Carbondale, IL had a perfect sky, so when the totality hit you could see the orange flares, unlike what was shown for Mazatlan, various places in Texas, etc. You could hear the crowd registered how special that was, even more than the cheering in other places.
Thank you, AP live stream!
I was outside between when it hit Carbondale and then Indy (due south of me), and after that it was back to work.
We were at about 95%. The sky became a dark French gray and I have some fuzzy colander photos like this one:
I think the best part where I was , was a bright red point at the “bottom” of the eclipse, like someone was shining a red laser from the moon’s surface. The corona looked amazing.
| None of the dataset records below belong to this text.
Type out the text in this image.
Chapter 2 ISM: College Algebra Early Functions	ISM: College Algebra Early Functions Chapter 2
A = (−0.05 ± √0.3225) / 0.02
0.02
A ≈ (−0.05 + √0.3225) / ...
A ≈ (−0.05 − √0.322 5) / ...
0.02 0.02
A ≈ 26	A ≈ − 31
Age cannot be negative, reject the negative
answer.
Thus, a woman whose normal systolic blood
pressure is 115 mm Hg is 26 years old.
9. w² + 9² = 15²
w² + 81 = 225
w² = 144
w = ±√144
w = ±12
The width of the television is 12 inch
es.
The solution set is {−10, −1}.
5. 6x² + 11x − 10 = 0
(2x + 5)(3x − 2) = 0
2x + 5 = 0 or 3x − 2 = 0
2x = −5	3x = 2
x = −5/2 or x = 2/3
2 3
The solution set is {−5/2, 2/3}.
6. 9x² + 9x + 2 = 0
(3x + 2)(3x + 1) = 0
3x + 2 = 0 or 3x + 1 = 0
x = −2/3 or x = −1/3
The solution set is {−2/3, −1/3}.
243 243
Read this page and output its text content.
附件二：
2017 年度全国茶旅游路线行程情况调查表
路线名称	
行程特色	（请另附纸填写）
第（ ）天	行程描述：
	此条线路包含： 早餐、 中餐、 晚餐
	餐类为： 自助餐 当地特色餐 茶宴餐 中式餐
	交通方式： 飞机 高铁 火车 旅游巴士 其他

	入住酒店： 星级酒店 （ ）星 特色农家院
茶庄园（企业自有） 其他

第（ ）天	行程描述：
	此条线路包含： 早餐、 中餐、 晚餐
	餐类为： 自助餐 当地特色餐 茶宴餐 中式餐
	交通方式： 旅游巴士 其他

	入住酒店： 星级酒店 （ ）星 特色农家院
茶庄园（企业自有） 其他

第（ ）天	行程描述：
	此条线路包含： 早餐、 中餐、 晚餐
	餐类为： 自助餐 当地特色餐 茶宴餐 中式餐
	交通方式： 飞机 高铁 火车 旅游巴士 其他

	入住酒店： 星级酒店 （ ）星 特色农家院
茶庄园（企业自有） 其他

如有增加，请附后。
Yesterday was gorgeous. This morning was nice and sunny, with wispy clouds. By 3pm, there was a solid cloud layer overhead. Leading up to totality, it got real dark very fast - you could see the light fading - and it definitely cooled off. Very dark through totality, and then it got real light very fast.
On the plus side, my eclipse glasses were from T-Mobile, and consisted of a fairly nice pair of plastic sunglasses (UV 400 rating) with a clip-on ISO-rated eclipse shade, so I can at least use the sunglasses in the future.
I noted that too. It appeared orange-ish to me, then it grew to two distinct points before they merged into one then flared bright when the moon passed farther along.
I thought it was the same effect, the sun still showing through low points on the lunar horizon. If it was something different I’d love to learn about it!